Saturday, May 17, 2014

Views of Venus day and night side

Views of Venus day and night side
Copyright: ESA/VIRTIS/INAF-IASF/Obs. de Paris-LESIA

This sequence of images was taken by the Ultraviolet/Visible/Near-Infrared spectrometer (VIRTIS) on board ESA’s Venus Express spacecraft between 12 and 19 April 2006, during the first orbit (capture orbit) around the planet.

The images were obtained at six different time slots and different distances from the planet (top left: 12 April, from 210 000 kilometres; top centre: 13 April, from 280 000 kilometres; top right: 14 April, from 315 000 kilometres; bottom left:16 April, from 315 000 kilometres; bottom centre: 17 April, from 270 000 kilometres; bottom right: 19 April, from 190 000 kilometres), while the spacecraft moved along a long ellipse around Venus. The separate images can be downloaded here [ VOI_1_12_04_2006_b,  VOI_2_13_04_2006_b,  VOI_3_14_04_2006_b,  VOI_4_16_04_2006_b,  VOI_5_17_04_2006_b,  VOI_6_19_04_2006].

Each image is the composite of the day side of Venus (left, in blue, taken in visible light at 380 nanometres) and the night side (right, in a red colour scheme, taken in infrared light at 1.7 microns).

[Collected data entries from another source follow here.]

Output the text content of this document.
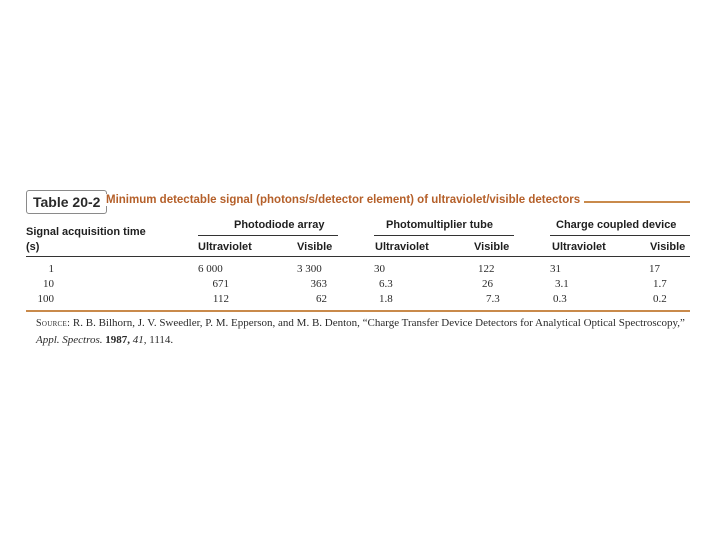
Table 20-2 Minimum detectable signal (photons/s/detector element) of ultraviolet/visible detectors
Signal acquisition time
(s)
Photodiode array	Photomultiplier tube	Charge coupled device
Ultraviolet	Visible	Ultraviolet	Visible	Ultraviolet	Visible
1	6 000	3 300	30	122	31	17
10	671	363	6.3	26	3.1	1.7
100	112	62	1.8	7.3	0.3	0.2
Source: R. B. Bilhorn, J. V. Sweedler, P. M. Epperson, and M. B. Denton, “Charge Transfer Device Detectors for Analytical Optical Spectroscopy,” Appl. Spectros. 1987, 41, 1114.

The visible part shows solar radiation reflected by the atmosphere. The infrared part shows complex cloud structures, revealed by the thermal radiation coming up from different atmospheric depths. Venus Express can resolve these structures by use (for the first time from orbit) of the so so-called ‘infrared windows’ present in the atmosphere of Venus. In fact, if observed at certain wavelengths, it is possible to detect thermal radiation leaking from the deepest atmospheric layers, revealing what lies beneath the dense cloud curtain situated at about 60 kilometres altitude.

In the colour scheme of the presented infrared images, the brighter the colour, the more radiation comes up from the lower layers.